I'd like to pose a problem I'm looking at here, and have no real idea of a root cause. We're trying to run a backup from one server (node A) on one network over a firewall to backupserver (node B) in another network. And that started failing for whatever reason.
Long story short: ping traffic between node A and B dies, when node B tries to ping back to node A.
I was under the impression the firewall appliance was to blame (we replaced it with a newer model and thus had to rebuild the config), but testing seems to rule that out.
Basic understanding of the situation:
NODE A ---------------- FW ---------------- NODE B | | NODE C -- -- NODE D
All nodes are Windows machines. B needs to connect to A.
Nodes A and C are in the same network, and so are nodes B and D.
FW is the firewall appliance.
Pings below are all done based on IP address, so the DNS isn't a part in this.
When I initiate a perpetual ping from A to B, responses come normally.

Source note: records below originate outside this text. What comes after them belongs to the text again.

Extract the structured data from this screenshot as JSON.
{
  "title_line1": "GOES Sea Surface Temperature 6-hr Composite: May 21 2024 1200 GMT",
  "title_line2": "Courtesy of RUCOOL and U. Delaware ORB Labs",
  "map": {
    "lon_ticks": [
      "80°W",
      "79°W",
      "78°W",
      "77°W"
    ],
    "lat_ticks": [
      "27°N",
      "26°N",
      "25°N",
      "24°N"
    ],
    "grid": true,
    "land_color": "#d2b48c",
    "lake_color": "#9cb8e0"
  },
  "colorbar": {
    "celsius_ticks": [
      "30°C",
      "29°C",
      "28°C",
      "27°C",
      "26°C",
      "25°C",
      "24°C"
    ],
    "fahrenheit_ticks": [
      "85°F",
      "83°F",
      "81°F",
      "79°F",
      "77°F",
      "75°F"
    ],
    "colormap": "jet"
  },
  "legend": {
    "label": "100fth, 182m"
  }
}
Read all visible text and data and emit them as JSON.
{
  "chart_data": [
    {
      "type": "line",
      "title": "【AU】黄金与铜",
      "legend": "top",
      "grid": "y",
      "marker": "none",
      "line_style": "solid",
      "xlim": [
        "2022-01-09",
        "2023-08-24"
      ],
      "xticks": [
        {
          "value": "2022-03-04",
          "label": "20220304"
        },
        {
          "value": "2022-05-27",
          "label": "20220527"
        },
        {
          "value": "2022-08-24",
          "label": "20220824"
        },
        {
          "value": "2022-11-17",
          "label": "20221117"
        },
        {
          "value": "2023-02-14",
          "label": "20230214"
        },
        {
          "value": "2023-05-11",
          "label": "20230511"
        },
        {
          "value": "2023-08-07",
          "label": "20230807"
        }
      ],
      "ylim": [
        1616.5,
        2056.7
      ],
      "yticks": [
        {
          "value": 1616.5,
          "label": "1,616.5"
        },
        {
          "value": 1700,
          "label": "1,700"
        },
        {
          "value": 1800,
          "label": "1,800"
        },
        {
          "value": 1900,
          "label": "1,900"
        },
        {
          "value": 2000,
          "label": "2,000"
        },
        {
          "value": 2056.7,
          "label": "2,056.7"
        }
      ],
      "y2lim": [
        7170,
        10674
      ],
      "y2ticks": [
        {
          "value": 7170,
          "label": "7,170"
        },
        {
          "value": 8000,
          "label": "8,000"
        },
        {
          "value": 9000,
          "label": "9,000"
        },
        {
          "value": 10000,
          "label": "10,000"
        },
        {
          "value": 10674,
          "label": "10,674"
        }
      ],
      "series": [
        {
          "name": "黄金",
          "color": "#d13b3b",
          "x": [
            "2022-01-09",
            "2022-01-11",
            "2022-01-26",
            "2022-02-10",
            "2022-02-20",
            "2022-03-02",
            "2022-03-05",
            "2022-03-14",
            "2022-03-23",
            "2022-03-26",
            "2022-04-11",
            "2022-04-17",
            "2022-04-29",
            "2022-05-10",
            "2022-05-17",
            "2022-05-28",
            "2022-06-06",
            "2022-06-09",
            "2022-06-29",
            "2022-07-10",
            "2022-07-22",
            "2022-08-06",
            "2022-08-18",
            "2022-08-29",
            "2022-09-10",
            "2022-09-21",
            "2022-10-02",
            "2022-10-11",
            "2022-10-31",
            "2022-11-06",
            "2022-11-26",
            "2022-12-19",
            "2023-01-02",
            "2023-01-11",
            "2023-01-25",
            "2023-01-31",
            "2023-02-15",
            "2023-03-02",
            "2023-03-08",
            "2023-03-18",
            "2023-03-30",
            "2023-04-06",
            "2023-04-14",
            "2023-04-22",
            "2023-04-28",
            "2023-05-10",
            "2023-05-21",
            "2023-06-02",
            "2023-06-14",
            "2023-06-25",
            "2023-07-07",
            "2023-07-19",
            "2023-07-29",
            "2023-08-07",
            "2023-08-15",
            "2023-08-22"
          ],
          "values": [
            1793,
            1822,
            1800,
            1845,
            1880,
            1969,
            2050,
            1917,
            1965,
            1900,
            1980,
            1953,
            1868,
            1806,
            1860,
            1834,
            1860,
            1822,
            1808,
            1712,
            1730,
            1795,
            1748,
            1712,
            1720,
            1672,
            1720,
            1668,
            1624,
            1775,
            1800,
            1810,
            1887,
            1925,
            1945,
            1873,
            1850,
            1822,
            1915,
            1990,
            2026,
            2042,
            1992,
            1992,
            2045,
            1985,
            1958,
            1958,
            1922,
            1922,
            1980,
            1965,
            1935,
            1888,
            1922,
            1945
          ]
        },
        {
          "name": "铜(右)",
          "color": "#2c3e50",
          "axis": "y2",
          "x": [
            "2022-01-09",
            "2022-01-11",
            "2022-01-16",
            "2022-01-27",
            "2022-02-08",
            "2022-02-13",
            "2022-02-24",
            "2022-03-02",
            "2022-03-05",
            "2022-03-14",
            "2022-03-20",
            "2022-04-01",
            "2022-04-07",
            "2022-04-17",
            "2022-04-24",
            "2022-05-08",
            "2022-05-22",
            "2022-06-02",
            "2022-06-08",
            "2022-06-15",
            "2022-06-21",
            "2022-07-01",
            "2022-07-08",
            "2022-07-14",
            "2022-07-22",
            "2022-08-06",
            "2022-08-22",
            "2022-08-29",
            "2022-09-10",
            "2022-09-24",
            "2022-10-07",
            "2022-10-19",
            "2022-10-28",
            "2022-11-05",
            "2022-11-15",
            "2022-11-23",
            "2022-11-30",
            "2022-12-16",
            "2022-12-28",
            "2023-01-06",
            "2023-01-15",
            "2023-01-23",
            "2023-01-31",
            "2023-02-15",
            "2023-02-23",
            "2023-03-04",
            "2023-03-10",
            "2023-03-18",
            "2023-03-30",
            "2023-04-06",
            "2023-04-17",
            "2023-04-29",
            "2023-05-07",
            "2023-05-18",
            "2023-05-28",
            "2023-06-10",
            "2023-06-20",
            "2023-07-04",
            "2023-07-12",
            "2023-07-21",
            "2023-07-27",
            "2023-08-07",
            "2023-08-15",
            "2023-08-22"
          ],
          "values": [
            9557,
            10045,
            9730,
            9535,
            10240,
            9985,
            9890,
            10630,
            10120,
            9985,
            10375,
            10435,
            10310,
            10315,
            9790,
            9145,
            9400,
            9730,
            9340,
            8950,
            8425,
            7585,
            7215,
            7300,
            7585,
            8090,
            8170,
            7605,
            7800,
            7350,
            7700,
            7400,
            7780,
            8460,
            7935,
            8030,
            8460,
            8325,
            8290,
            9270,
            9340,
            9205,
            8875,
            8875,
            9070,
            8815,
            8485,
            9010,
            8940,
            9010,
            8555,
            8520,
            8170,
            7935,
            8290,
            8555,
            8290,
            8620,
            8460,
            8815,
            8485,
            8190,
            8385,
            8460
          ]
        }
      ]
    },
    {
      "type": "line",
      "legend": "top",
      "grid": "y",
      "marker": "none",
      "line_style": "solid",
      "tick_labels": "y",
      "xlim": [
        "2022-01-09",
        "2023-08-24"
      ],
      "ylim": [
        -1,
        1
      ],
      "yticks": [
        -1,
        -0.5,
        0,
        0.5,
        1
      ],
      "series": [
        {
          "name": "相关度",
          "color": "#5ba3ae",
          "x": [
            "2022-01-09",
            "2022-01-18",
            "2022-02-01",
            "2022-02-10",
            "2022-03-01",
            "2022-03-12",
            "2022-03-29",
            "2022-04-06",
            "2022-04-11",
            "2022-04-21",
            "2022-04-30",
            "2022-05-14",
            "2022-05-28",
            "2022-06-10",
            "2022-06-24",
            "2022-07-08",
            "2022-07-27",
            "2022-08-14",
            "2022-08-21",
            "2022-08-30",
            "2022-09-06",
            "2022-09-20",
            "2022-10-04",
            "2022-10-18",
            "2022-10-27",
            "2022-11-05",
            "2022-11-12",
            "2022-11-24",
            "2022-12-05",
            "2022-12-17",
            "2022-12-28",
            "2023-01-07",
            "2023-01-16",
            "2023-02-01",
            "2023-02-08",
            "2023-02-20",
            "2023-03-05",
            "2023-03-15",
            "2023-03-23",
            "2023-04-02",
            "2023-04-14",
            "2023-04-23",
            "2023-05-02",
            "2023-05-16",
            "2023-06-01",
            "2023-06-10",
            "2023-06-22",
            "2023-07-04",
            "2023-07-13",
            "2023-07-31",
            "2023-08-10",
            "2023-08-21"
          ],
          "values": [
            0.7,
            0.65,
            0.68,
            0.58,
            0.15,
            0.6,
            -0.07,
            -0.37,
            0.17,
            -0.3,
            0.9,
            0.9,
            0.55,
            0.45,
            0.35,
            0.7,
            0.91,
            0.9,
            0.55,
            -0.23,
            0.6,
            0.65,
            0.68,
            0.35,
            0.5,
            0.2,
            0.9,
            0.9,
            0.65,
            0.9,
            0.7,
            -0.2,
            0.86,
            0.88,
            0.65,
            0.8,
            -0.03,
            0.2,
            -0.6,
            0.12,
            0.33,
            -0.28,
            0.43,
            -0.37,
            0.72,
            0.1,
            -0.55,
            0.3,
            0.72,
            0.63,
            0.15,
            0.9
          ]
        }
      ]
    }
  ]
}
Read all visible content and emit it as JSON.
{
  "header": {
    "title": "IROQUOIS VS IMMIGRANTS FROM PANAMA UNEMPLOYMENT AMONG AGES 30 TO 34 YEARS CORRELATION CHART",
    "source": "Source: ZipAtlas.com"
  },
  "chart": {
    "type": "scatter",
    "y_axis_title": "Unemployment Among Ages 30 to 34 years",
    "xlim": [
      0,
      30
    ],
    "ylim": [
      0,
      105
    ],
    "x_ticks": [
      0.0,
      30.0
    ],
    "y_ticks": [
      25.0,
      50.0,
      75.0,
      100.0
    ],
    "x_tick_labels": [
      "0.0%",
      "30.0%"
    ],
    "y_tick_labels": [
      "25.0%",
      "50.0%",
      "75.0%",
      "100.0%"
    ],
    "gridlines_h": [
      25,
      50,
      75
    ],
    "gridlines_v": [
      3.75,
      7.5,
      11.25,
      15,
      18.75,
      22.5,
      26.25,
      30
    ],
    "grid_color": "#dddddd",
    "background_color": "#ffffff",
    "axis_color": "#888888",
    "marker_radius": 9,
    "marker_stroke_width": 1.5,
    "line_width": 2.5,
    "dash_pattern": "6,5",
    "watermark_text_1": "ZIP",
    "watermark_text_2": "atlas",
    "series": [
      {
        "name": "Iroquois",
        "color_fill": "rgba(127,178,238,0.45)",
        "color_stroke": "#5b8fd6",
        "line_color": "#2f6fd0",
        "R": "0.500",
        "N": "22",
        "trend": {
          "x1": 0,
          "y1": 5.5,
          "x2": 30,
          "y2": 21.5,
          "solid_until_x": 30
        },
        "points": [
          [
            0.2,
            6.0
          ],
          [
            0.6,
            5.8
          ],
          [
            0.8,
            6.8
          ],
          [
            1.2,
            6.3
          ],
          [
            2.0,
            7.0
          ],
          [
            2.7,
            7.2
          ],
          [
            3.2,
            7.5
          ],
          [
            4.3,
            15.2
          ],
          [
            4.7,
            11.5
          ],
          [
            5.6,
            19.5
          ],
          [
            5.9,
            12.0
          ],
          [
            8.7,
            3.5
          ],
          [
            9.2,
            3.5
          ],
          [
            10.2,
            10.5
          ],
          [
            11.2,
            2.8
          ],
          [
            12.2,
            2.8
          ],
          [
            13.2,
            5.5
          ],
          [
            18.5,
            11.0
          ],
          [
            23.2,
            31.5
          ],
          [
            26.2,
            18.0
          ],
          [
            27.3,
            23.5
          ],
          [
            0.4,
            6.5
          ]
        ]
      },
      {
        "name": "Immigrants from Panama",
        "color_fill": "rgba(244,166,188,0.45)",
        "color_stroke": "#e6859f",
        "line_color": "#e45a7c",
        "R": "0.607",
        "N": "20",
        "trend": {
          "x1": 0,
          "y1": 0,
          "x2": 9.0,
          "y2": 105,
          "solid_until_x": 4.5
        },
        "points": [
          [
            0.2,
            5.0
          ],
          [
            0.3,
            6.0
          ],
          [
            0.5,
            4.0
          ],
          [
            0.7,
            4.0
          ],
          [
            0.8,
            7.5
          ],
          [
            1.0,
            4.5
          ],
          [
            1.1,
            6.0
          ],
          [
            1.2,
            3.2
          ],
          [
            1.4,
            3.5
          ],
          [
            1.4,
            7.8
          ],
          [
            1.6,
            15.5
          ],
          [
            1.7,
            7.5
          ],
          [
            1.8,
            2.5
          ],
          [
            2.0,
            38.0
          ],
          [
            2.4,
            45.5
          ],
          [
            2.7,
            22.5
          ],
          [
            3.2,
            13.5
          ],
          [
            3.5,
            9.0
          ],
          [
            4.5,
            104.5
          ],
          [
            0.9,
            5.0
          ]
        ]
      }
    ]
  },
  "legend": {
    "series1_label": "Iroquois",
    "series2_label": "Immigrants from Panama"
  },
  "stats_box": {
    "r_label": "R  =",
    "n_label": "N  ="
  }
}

If I ping from B to A this also works as expected, but at the point of the first response being received by machine B, the ping from A to B dies (request timed out). Only after a while of no ping there's apparently some 'reset' somewhere, and the ping from A to B is possible again. During this time the ping from B to A remains working.
I've disabled the Windows firewalls on both A an B, to no change in behavior.
As a test I'm also trying to ping from A to D. This works normally, and when pinging from D to A no change in the ping from A to D happens. Either side can ping the other without any issue. So the problem does not seem to be on the side of A.
Node C is a laptop, which I've tried the same with... But any ping to A, B or D works, and does not timeout if I try the ping from A, B or D to C (which also work as expected).
In order to further troubleshoot this, I moved C from the left side to the right side of the firewall, and set it up with the same IP address as B. Disconnected B from the network, plugged in C, and redid the test. Ping from A to C and C to A remains in working order either way. So that kind of narrows it down to an issue on node B, seeing the firewall and rules remain the same for the communication.
If I add a secondary IP to node B, the problem remains with the primary IP address, but the secondary IP address remains working as expected. When I change the IP of node B the whole problem would probably go away, but this would infer a lot of reconfiguration in the backup with replica-partners and source servers and the like... So if possible I'd like to leave the IP as-is.
Something on node B with regards to the IP stack seems to go wrong, but I can't really see anything I might be able to do to further narrow down the cause. Does anyone have any ideas here on what I might try or check to resolve this issue?